Sony Alpha DSLR-A580 Review
The Sony DSLR-A580 is near-identical in terms of design and operation to its predecessor the DSLR-A550, and in terms of image quality very similar to its sister-model the SLT-A55. For this review we have therefore slightly shortened our usual review format, concentrating on the differences to the A550 and A55 respectively. To learn everything about the camera you are interested in, we recommend reading not only this review but also the full reviews of the DSLR-A550 and SLT-A55.
The Sony DSLR-A580 was announced, together with the SLT-A55, in August 2010. In Sony's slightly convoluted DSLR line-up it is firmly located in the mid-level bracket, competing with cameras such as the Canon EOS 600D/Rebel T3i and Nikon D5100.
Both the A580 and the A55 continue Sony's tradition of designing cameras which are 'a bit different' from the rest. This is especially true for the A55 which, with its translucent fixed mirror and electronic viewfinder, can't even technically be called an SLR. The subject of our review though, the DSLR-A580, comes with a moving mirror and is therefore more of a 'traditional' SLR, but its second live view mode still sets it apart from the more conventional competitors. Like its predecessor, the DSLR-A550, the camera uses a small secondary sensor in the viewfinder to provide live view with fast phase-detection AF, but can also utilize the slower but higher-resolution main-sensor live view system used by all other manufacturers, albeit only with very slow contrast-detect AF.
The unusual live view concept is not the only element that the new model has taken over from its predecessor. The A580 body is, apart from some minor changes to the button layout and the color of the top plate (black vs gray), visually indistinguishable from the A550. Inside the body shell it is a different story. The A550 captures its images on the same 16.2MP CMOS sensor that we were pretty impressed with in our SLT-A55 review. With the new sensor the camera also gains a few new features, such as 1080p full-HD video, a sweep-panorama mode and a multi-frame ISO 25600 mode, all of which are available on the A-55 as well.

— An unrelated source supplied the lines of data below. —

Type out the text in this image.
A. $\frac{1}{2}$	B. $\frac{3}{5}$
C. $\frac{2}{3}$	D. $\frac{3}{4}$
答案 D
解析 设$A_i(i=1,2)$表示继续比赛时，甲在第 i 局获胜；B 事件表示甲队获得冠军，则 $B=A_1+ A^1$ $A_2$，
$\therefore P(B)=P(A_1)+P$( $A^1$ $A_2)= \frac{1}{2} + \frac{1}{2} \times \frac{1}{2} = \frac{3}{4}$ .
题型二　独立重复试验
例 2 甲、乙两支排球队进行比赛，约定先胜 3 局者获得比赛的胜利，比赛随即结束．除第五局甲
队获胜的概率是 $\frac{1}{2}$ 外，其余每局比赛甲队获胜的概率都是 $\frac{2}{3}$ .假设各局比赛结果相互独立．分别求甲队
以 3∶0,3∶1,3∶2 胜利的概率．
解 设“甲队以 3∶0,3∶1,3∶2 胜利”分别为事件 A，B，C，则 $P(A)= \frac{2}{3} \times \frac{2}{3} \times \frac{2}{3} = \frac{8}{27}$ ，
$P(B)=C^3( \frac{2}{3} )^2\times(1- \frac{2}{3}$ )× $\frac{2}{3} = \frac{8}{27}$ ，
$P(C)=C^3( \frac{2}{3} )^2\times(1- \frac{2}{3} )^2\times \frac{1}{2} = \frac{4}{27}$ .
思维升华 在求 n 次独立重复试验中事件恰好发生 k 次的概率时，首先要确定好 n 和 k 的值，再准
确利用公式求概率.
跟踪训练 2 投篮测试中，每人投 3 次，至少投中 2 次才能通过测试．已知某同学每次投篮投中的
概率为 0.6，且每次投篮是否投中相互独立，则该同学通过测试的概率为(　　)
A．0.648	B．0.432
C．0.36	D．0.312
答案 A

In essence the DSLR-A580 offers an A55 image pipeline in an A550 body which makes it, at least on paper, an ideal solution for those who like the new Sony 16.2 MP sensor's image output but prefer a more traditional DSLR design with an optical viewfinder over the A55's EVF and translucent mirror.
The two-mode live view
One of the most notable features of the new camera is one that has been taken over from its predecessor - the second live view mode. The A580 sports a small secondary sensor in the viewfinder to provide live view with fast phase-detection AF, but can also utilize the slower but higher-resolution main-sensor live view system used by all other manufacturers. Contrast detect AF is now available in this latter mode which as a consequence is now called 'Focus Check Live View' (as opposed to MF Check Live View).

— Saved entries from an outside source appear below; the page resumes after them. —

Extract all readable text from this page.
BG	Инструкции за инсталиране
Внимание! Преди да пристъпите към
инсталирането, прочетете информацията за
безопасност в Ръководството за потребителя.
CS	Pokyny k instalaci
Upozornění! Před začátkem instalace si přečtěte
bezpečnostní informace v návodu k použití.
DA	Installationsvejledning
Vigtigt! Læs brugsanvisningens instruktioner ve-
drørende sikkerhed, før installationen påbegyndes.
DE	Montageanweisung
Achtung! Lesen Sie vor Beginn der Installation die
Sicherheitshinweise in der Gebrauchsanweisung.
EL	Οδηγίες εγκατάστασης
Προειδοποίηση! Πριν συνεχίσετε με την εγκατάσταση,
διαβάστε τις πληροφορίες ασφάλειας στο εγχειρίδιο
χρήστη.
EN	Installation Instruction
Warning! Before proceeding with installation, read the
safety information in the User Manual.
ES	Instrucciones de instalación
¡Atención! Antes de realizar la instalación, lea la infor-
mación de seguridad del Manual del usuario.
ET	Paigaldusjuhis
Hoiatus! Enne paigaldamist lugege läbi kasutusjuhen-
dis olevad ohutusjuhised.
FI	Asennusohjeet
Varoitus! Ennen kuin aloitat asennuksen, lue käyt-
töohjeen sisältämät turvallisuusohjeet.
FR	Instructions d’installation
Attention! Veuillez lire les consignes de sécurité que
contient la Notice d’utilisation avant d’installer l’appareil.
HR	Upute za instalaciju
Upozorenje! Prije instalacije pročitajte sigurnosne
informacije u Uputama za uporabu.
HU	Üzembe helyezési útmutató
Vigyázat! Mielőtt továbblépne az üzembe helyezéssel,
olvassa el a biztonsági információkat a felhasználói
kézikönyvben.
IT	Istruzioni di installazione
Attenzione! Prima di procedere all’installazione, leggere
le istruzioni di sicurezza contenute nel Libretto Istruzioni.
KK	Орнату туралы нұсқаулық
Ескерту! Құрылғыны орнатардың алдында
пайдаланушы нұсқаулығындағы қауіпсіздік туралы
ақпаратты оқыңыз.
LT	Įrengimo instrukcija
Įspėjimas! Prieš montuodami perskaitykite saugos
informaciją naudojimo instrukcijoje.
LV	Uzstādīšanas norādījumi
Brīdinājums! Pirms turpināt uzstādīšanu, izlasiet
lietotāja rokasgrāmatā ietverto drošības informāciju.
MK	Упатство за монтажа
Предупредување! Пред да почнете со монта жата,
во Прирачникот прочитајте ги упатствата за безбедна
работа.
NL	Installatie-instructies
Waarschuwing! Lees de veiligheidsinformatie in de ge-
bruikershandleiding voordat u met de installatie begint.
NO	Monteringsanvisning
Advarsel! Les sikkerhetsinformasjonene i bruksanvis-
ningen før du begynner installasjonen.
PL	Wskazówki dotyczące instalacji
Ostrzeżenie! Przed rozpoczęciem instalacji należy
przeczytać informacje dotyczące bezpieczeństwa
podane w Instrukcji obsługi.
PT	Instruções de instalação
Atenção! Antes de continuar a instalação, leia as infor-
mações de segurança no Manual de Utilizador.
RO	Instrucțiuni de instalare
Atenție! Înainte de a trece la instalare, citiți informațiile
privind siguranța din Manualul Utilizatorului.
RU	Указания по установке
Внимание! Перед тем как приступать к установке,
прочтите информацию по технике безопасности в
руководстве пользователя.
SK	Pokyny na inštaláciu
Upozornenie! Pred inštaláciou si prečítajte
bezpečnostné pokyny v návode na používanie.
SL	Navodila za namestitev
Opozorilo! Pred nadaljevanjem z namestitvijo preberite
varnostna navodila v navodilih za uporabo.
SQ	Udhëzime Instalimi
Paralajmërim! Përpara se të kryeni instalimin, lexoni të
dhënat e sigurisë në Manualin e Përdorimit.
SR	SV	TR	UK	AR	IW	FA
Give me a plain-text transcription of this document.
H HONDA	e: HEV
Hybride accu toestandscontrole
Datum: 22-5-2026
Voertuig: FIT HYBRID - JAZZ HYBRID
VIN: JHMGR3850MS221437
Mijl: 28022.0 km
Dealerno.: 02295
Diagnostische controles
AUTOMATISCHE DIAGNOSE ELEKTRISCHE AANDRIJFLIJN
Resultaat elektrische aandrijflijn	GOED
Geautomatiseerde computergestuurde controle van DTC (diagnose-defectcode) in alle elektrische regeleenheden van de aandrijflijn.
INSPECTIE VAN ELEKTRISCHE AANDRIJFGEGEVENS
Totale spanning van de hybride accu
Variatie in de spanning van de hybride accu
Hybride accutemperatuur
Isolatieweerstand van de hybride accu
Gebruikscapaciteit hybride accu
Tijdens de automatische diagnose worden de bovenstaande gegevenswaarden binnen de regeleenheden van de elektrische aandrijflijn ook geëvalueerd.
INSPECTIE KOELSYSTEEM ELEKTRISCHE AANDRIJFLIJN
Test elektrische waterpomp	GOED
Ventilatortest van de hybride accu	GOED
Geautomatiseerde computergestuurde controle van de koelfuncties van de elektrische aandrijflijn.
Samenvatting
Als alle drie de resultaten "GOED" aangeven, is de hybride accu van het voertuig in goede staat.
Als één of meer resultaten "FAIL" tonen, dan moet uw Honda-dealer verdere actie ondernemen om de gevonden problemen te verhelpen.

|Live view||Optical Viewfinder||Focus Check Live view|
|Roll your mouse over the above images to see how the light path is redirected between the viewfinder and live view sensor. With the mirror in the up position, the Focus Check mode does not direct any light to the AF sensor at the bottom of the camera and hence can only focus using the slower contrast-detect method.|
Sony A580 - key specifications
- 16.2MP (effective) APS HD CMOS sensor
- Maximum ISO 12,800 (with a quasi-ISO 25,600 'Multi-frame NR' option)
- 15-point AF system with 3 cross-type AF points
- Contrast-detect AF in focus check live view mode
- Electronic level in LCD with pitch/roll indicator
- Switchable Memory Stick/SD card slots (only one in use at any time)
- Up to 7fps continuous shooting rate
- 1080p AVCHD movie mode with continuous AF
- Hinged 3 inch LCD with 921k dots
- 3D sweep-panorama
- Socket for external microphone
- Face-detection AF (focus via nearest phase-detection AF point)
At the same time as the DSLR-A580 Sony also launched the sister model A560. The only difference between the two models is the imaging sensor. The A560 captures its images on a 14.2 MP CMOS sensor instead of the A580's 16.2 MP.